Fast forward to present day and you’ll find white washed steeples projecting into the skyline across Kerala to accommodate the state’s diverse Christian community. In the early morning and late afternoon, throngs of children teem about in Catholic school uniforms. Brightly-colored lorries hog the road, in what appears to be a game of chicken, and proclaim “Jesus is King” above their dashboards or honor a patron Saint. On long journeys, travelers can stop to pray at grottoes dotting the countryside dedicated to Hindu Gods or to Mother Mary.  


My family is part of Kerala’s Knanaya Christian community. During family trips to India, I always received numerous wooden rosaries and (itchy) wool scapulars from my paternal grandma, who spent time as a Novitiate (more on that later), and great Aunts, Sister Sophia and Sister Loretta. In their later years, Sister Sophia and Sister Loretta gave alms to the church in the hopes of improving my marriage prospects. (If only it had worked!)


During family vacations, my aunts served us many Syrian Christian specialties including chicken stew, sauteed pork, and roast mutton. 


We also ate our share of beef, and like my dad, I had a sweet spot for Amachi’s Spicy Fried Beef. It calls for stewing cubed beef with a mix of cardamom, cloves, cinnamon, and other spices, and sauteing the cook meat with shallots. When I sit down to a plate of steaming parboiled rice and her beef recipe, I am transported back to Kerala.



Serves 6

My father always wanted a meat dish on the table, and this zesty beef preparation was a family staple. The coconut slices take on an addictive jerky-like texture after being stewed with the beef. That being said, both the coconut and curry leaves are optional, thanks to the hearty flavors of the other spices. So don’t fret if you don’t have them on hand. (I didn’t at the time of this post!) Serve Spicy Fried Beef with steaming hot rice and plain yogurt or flatbread. 


10 black peppercorns
6 cloves
6 cardamom pods
2 tablespoons coriander seeds
2 pounds stewing beef, rinsed and cut into 1-inch cubes
2 (1-inch) cinnamon sticks
1/2 cup sliced coconut (optional)
Dash of ground turmeric
1 teaspoon salt
2 small dried red chilies
Pinch of fenugreek seeds
10 to 15 fresh curry leaves (optional)
1  cup finely diced onions
2 tablespoons minced ginger
3/4 cup water
2 tablespoons canola oil


Blend the peppercorns, cloves, cardamom pods, and coriander seeds.

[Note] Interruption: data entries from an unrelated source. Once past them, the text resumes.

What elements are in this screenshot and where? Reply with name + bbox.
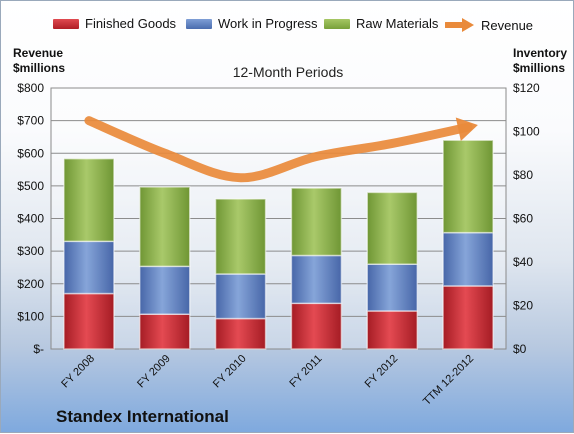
- y-left-tick-label: $200: [17, 277, 44, 291]
- y-left-tick-label: $-: [33, 342, 44, 356]
- bar-work-in-progress: [63, 240, 115, 295]
- y-left-tick-label: $500: [17, 179, 44, 193]
- legend: Finished Goods Work in Progress Raw Mate…: [1, 16, 574, 34]
- chart-subtitle: 12-Month Periods: [232, 64, 344, 80]
- legend-label-raw-materials: Raw Materials: [356, 16, 439, 31]
- y-right-tick-label: $80: [513, 168, 533, 182]
- legend-swatch-finished-goods: [53, 18, 79, 29]
- bar-raw-materials: [63, 157, 115, 243]
- legend-item-revenue: Revenue: [445, 16, 533, 34]
- y-left-tick-label: $100: [17, 309, 44, 323]
- legend-swatch-work-in-progress: [186, 18, 212, 29]
- bar-raw-materials: [290, 187, 343, 257]
- revenue-arrowhead: [455, 117, 478, 141]
- bar-raw-materials: [139, 186, 191, 268]
- x-tick-label: FY 2010: [211, 353, 249, 391]
- y-left-tick-label: $600: [17, 146, 44, 160]
- bar-finished-goods: [63, 292, 115, 350]
- y-right-axis-title: Inventory $millions: [513, 46, 568, 75]
- x-tick-label: FY 2009: [135, 353, 173, 391]
- x-tick-label: FY 2011: [287, 353, 324, 390]
- y-left-tick-label: $300: [17, 244, 44, 258]
- y-left-tick-label: $400: [17, 212, 44, 226]
- legend-item-raw-materials: Raw Materials: [324, 16, 438, 31]
- bar-work-in-progress: [290, 254, 343, 305]
- y-left-axis-title: Revenue $millions: [13, 46, 66, 75]
- legend-item-work-in-progress: Work in Progress: [186, 16, 317, 31]
- company-name: Standex International: [56, 407, 229, 426]
- bar-finished-goods: [442, 285, 494, 350]
- bar-finished-goods: [214, 317, 267, 350]
- legend-label-work-in-progress: Work in Progress: [218, 16, 318, 31]
- bar-finished-goods: [290, 302, 343, 350]
- bar-raw-materials: [214, 198, 267, 275]
- bar-raw-materials: [366, 191, 418, 265]
- y-right-tick-label: $120: [513, 81, 540, 95]
- y-right-tick-label: $60: [513, 212, 533, 226]
- bar-work-in-progress: [214, 273, 267, 320]
- bar-work-in-progress: [442, 231, 494, 287]
- legend-swatch-raw-materials: [324, 18, 350, 29]
- x-tick-label: FY 2012: [363, 353, 401, 391]
- y-left-tick-label: $700: [17, 114, 44, 128]
- bar-finished-goods: [139, 313, 191, 350]
- y-left-tick-label: $800: [17, 81, 44, 95]
- legend-swatch-revenue: [445, 18, 474, 32]
- bar-raw-materials: [442, 139, 494, 234]
- y-right-tick-label: $20: [513, 299, 533, 313]
- revenue-line: [84, 116, 473, 183]
- bar-work-in-progress: [139, 265, 191, 315]
- bar-work-in-progress: [366, 263, 418, 312]
- y-right-tick-label: $100: [513, 125, 540, 139]
- legend-label-revenue: Revenue: [481, 17, 534, 33]
- legend-label-finished-goods: Finished Goods: [85, 16, 177, 31]
- bar-finished-goods: [366, 310, 418, 350]
- legend-item-finished-goods: Finished Goods: [53, 16, 176, 31]
- x-tick-label: TTM 12-2012: [421, 353, 476, 408]
- x-tick-label: FY 2008: [59, 353, 97, 391]
- y-right-tick-label: $40: [513, 255, 533, 269]
- y-right-tick-label: $0: [513, 342, 527, 356]
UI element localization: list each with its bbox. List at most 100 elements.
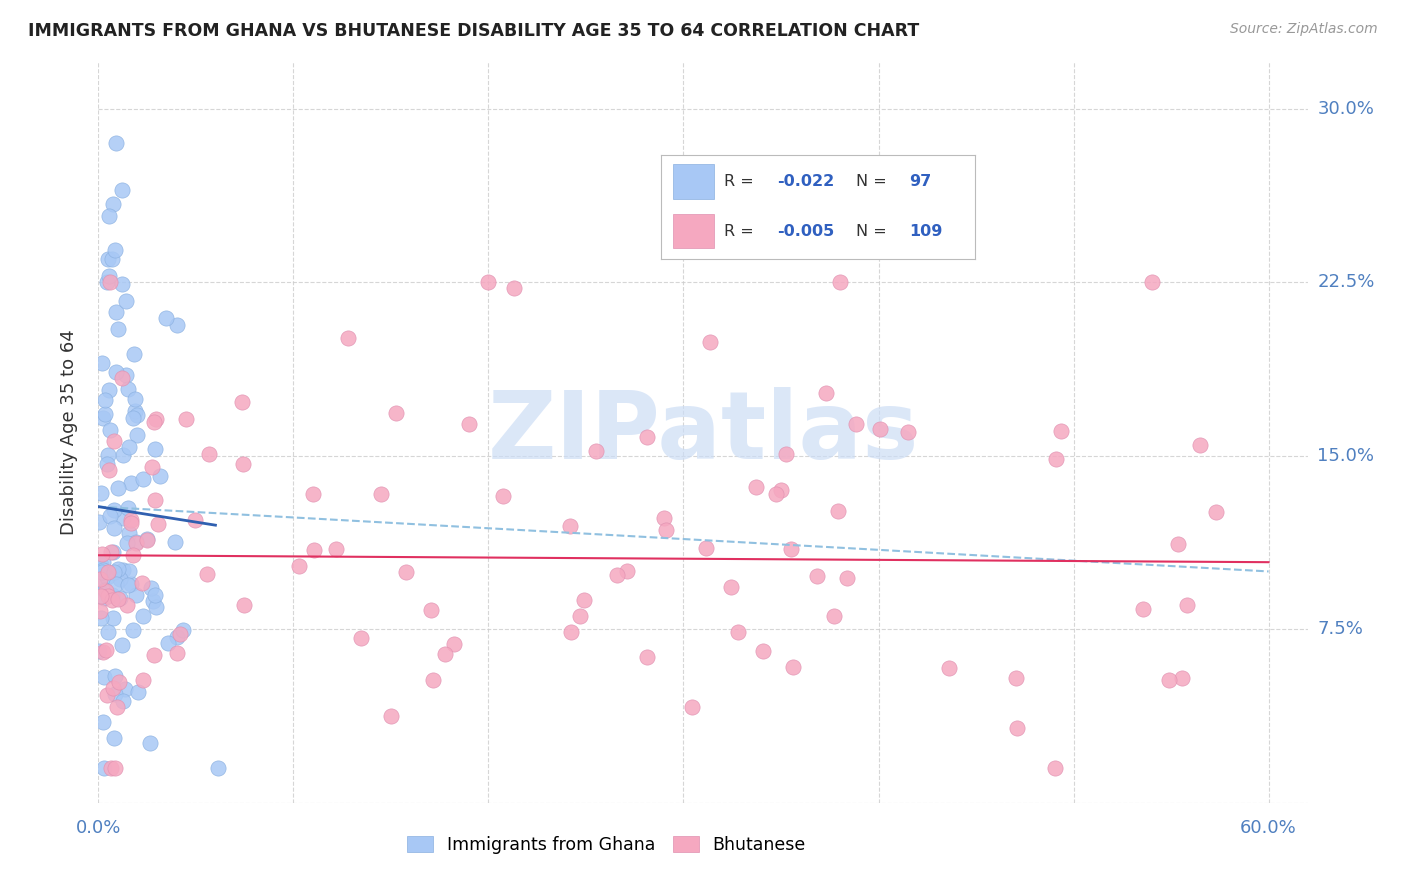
Point bbox=[121, 410, 143, 425]
Point bbox=[1132, 602, 1154, 616]
Point bbox=[166, 630, 188, 644]
Y-axis label: Disability Age 35 to 64: Disability Age 35 to 64 bbox=[59, 330, 77, 535]
Point bbox=[101, 588, 124, 602]
Point bbox=[103, 566, 125, 580]
Point bbox=[112, 693, 135, 707]
Point bbox=[90, 565, 112, 579]
Point bbox=[422, 673, 444, 688]
Point bbox=[720, 580, 742, 594]
Point bbox=[127, 408, 149, 422]
Point bbox=[121, 623, 143, 637]
Point bbox=[765, 487, 787, 501]
Point bbox=[304, 543, 326, 558]
Point bbox=[585, 443, 607, 458]
Point bbox=[97, 565, 120, 579]
Point bbox=[1043, 761, 1066, 775]
Point bbox=[727, 625, 749, 640]
Point bbox=[108, 572, 131, 586]
Point bbox=[96, 570, 118, 584]
Point bbox=[652, 510, 675, 524]
Point bbox=[157, 635, 180, 649]
Point bbox=[91, 411, 114, 425]
Point bbox=[124, 404, 146, 418]
Point bbox=[337, 331, 360, 345]
Point bbox=[149, 469, 172, 483]
Point bbox=[118, 440, 141, 454]
Point bbox=[105, 699, 128, 714]
Point bbox=[97, 269, 120, 284]
Point bbox=[110, 591, 132, 606]
Point bbox=[103, 611, 125, 625]
Point bbox=[166, 318, 188, 333]
Point bbox=[127, 684, 149, 698]
Point bbox=[1005, 721, 1028, 735]
Point bbox=[350, 631, 373, 645]
Point bbox=[101, 252, 124, 266]
Point bbox=[145, 600, 167, 615]
Point bbox=[101, 593, 124, 607]
Point bbox=[1171, 671, 1194, 685]
Point bbox=[380, 708, 402, 723]
Point bbox=[477, 275, 499, 289]
Text: 7.5%: 7.5% bbox=[1317, 620, 1364, 639]
Point bbox=[93, 670, 115, 684]
Point bbox=[503, 281, 526, 295]
Point bbox=[231, 395, 253, 409]
Point bbox=[114, 681, 136, 696]
Point bbox=[141, 460, 163, 475]
Text: ZIPatlas: ZIPatlas bbox=[488, 386, 918, 479]
Point bbox=[142, 593, 165, 607]
Point bbox=[636, 649, 658, 664]
Point bbox=[96, 590, 118, 604]
Point bbox=[695, 541, 717, 555]
Point bbox=[1205, 505, 1227, 519]
Point bbox=[93, 761, 115, 775]
Point bbox=[1050, 424, 1073, 438]
Point bbox=[111, 371, 134, 385]
Point bbox=[385, 406, 408, 420]
Text: 22.5%: 22.5% bbox=[1317, 273, 1375, 291]
Point bbox=[125, 588, 148, 602]
Legend: Immigrants from Ghana, Bhutanese: Immigrants from Ghana, Bhutanese bbox=[399, 829, 813, 861]
Point bbox=[90, 589, 112, 603]
Point bbox=[139, 736, 162, 750]
Point bbox=[117, 536, 139, 550]
Point bbox=[823, 609, 845, 624]
Point bbox=[197, 567, 219, 582]
Point bbox=[636, 429, 658, 443]
Point bbox=[94, 583, 117, 598]
Point bbox=[107, 561, 129, 575]
Point bbox=[114, 293, 136, 308]
Point bbox=[131, 576, 153, 591]
Point bbox=[143, 442, 166, 457]
Point bbox=[1167, 537, 1189, 551]
Point bbox=[143, 648, 166, 662]
Point bbox=[814, 386, 837, 401]
Point bbox=[107, 675, 129, 690]
Point bbox=[1045, 452, 1067, 467]
Point bbox=[89, 560, 111, 574]
Point bbox=[751, 644, 773, 658]
Point bbox=[606, 567, 628, 582]
Point bbox=[114, 368, 136, 382]
Point bbox=[120, 576, 142, 591]
Point bbox=[89, 574, 111, 589]
Point bbox=[827, 503, 849, 517]
Point bbox=[806, 569, 828, 583]
Point bbox=[574, 593, 596, 607]
Point bbox=[97, 463, 120, 477]
Point bbox=[845, 417, 868, 431]
Point bbox=[89, 573, 111, 587]
Point bbox=[302, 486, 325, 500]
Point bbox=[107, 321, 129, 335]
Point bbox=[112, 448, 135, 462]
Point bbox=[458, 417, 481, 432]
Point bbox=[1189, 438, 1212, 452]
Point bbox=[97, 448, 120, 462]
Point bbox=[1140, 275, 1163, 289]
Text: 15.0%: 15.0% bbox=[1317, 447, 1374, 465]
Point bbox=[94, 408, 117, 422]
Point bbox=[141, 581, 163, 595]
Point bbox=[111, 183, 134, 197]
Point bbox=[569, 609, 592, 624]
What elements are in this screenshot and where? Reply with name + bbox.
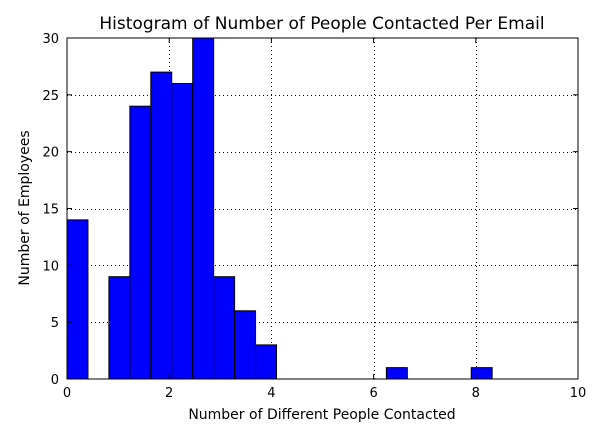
histogram-bar (150, 71, 173, 380)
x-tick-label: 8 (472, 386, 480, 401)
x-tick-label: 6 (369, 386, 377, 401)
histogram-bar (129, 105, 152, 380)
x-axis-label: Number of Different People Contacted (188, 407, 455, 423)
x-tick-label: 0 (63, 386, 71, 401)
y-tick-label: 30 (42, 32, 59, 47)
y-tick-label: 5 (51, 316, 59, 331)
x-axis-ticks: 0 2 4 6 8 10 (63, 38, 586, 401)
y-axis-label: Number of Employees (17, 130, 33, 285)
histogram-bar (255, 344, 278, 380)
x-tick-label: 4 (267, 386, 275, 401)
histogram-bar (66, 219, 89, 380)
y-tick-label: 20 (42, 146, 59, 161)
chart-title: Histogram of Number of People Contacted … (99, 14, 544, 34)
y-tick-label: 10 (42, 259, 59, 274)
y-tick-label: 15 (42, 203, 59, 218)
histogram-bar (108, 276, 131, 380)
histogram-bar (385, 367, 408, 380)
y-axis-ticks: 0 5 10 15 20 25 30 (42, 32, 578, 388)
histogram-bar (192, 37, 215, 380)
histogram-bar (213, 276, 236, 380)
histogram-bar (470, 367, 493, 380)
x-tick-label: 2 (165, 386, 173, 401)
bars-group (66, 37, 493, 380)
histogram-bar (234, 310, 257, 380)
histogram-bar (171, 82, 194, 380)
y-tick-label: 25 (42, 89, 59, 104)
y-tick-label: 0 (51, 373, 59, 388)
x-tick-label: 10 (570, 386, 587, 401)
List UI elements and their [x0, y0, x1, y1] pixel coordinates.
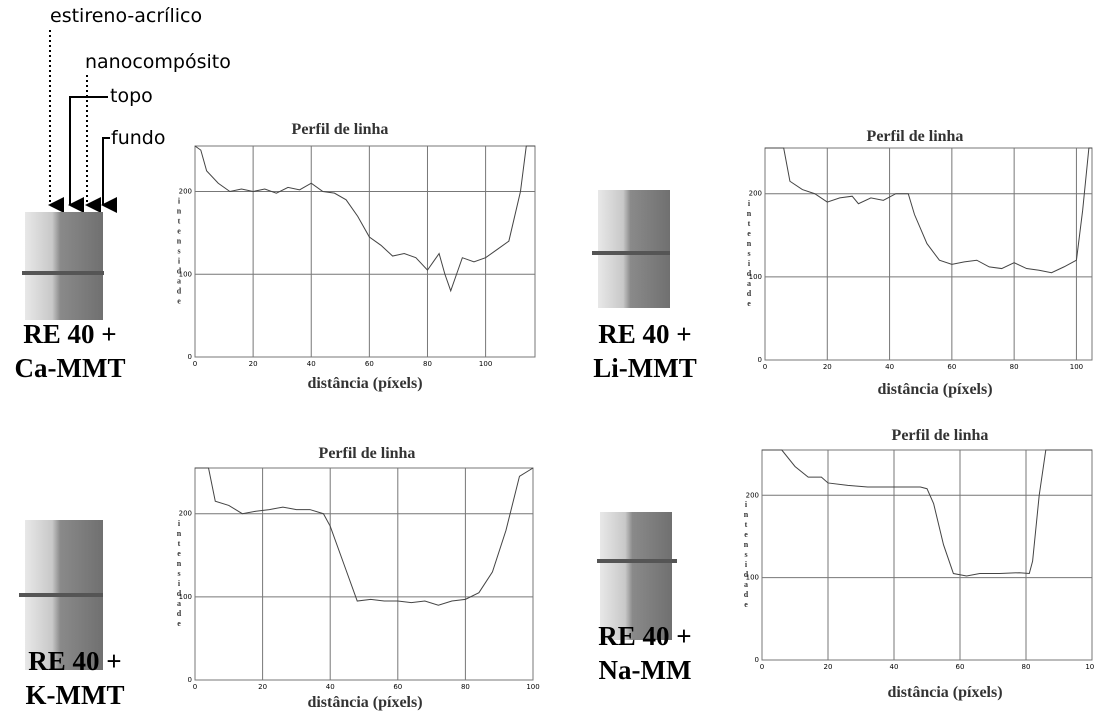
x-tick-label: 0 — [763, 363, 767, 371]
line — [765, 147, 1092, 274]
x-tick-label: 20 — [824, 663, 833, 671]
sample-label: RE 40 + — [598, 621, 691, 651]
x-axis-label: distância (píxels) — [877, 381, 992, 398]
y-axis-label: intensidade — [745, 199, 754, 309]
x-tick-label: 0 — [193, 360, 197, 368]
sample-label: RE 40 + — [23, 319, 116, 349]
y-tick-label: 0 — [755, 656, 759, 664]
y-tick-label: 100 — [746, 574, 759, 582]
chart-title: Perfil de linha — [292, 121, 389, 138]
line — [762, 449, 1092, 577]
y-tick-label: 0 — [188, 676, 192, 684]
y-tick-label: 100 — [749, 273, 762, 281]
x-axis-label: distância (píxels) — [887, 684, 1002, 701]
x-tick-label: 60 — [947, 363, 956, 371]
callout: estireno-acrílico — [50, 5, 202, 27]
y-tick-label: 200 — [179, 510, 192, 518]
y-tick-label: 100 — [179, 270, 192, 278]
x-tick-label: 20 — [249, 360, 258, 368]
x-tick-label: 100 — [526, 683, 539, 691]
x-axis-label: distância (píxels) — [307, 375, 422, 392]
x-tick-label: 60 — [365, 360, 374, 368]
plot-frame — [761, 449, 1093, 661]
y-tick-label: 0 — [758, 356, 762, 364]
x-axis-label: distância (píxels) — [307, 694, 422, 711]
y-axis-label: intensidade — [175, 519, 184, 629]
sample-label: Li-MMT — [593, 353, 696, 383]
x-tick-label: 0 — [760, 663, 764, 671]
callout-arrows — [48, 30, 117, 213]
y-axis-label: intensidade — [742, 500, 751, 610]
x-tick-label: 20 — [823, 363, 832, 371]
x-tick-label: 60 — [956, 663, 965, 671]
x-tick-label: 40 — [890, 663, 899, 671]
x-tick-label: 40 — [326, 683, 335, 691]
y-tick-label: 100 — [179, 593, 192, 601]
plot-frame — [194, 145, 536, 358]
sample-label: Ca-MMT — [15, 353, 126, 383]
y-axis-label: intensidade — [175, 197, 184, 307]
callout: topo — [110, 85, 153, 107]
x-tick-label: 80 — [423, 360, 432, 368]
x-tick-label: 100 — [1070, 363, 1083, 371]
x-tick-label: 100 — [1085, 663, 1094, 671]
callout: fundo — [111, 127, 165, 149]
x-tick-label: 20 — [258, 683, 267, 691]
chart-title: Perfil de linha — [892, 427, 989, 444]
plot-frame — [194, 467, 534, 681]
sample-label: RE 40 + — [598, 319, 691, 349]
x-tick-label: 40 — [885, 363, 894, 371]
x-tick-label: 80 — [1010, 363, 1019, 371]
callout: nanocompósito — [85, 51, 231, 73]
y-tick-label: 200 — [179, 188, 192, 196]
x-tick-label: 60 — [393, 683, 402, 691]
x-tick-label: 80 — [461, 683, 470, 691]
x-tick-label: 40 — [307, 360, 316, 368]
x-tick-label: 0 — [193, 683, 197, 691]
y-tick-label: 200 — [749, 190, 762, 198]
chart-title: Perfil de linha — [319, 445, 416, 462]
y-tick-label: 0 — [188, 353, 192, 361]
sample-label: Na-MM — [599, 655, 692, 685]
x-tick-label: 100 — [479, 360, 492, 368]
line — [194, 145, 535, 293]
plot-frame — [764, 147, 1093, 361]
sample-image — [19, 190, 677, 670]
x-tick-label: 80 — [1022, 663, 1031, 671]
chart-title: Perfil de linha — [867, 128, 964, 145]
line — [195, 467, 534, 606]
sample-label: K-MMT — [26, 680, 125, 710]
y-tick-label: 200 — [746, 491, 759, 499]
sample-label: RE 40 + — [28, 646, 121, 676]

Place the beef, cinnamon sticks, coconut, turmeric, salt, dried red chilies, fenugreek seeds, curry leaves, ½ cup of the onions, ginger, water, and ground spices in a large saucepan over high heat. (For extra heat, tear the dried red chilies apart before you add them.) Stir. 

Bring to a boil. 

Lower the heat to medium. Cover and cook for 35 to 40 minutes or until most of the liquid has evaporated. If there is ¼ cup or more of liquid left after 40 minutes, remove the beef with a slotted spoon. 

Raise the heat to high and cook until there is just enough liquid to cover the bottom of the pan. Remove from heat. 

Put the beef back into the pan and stir to coat it with the liquid.

Heat the canola oil in a large frying pan over medium heat. Add the remaining onions. 

Cook until they become translucent. Add the beef and cook, stirring occasionally, until the moisture evaporates, about 5 minutes.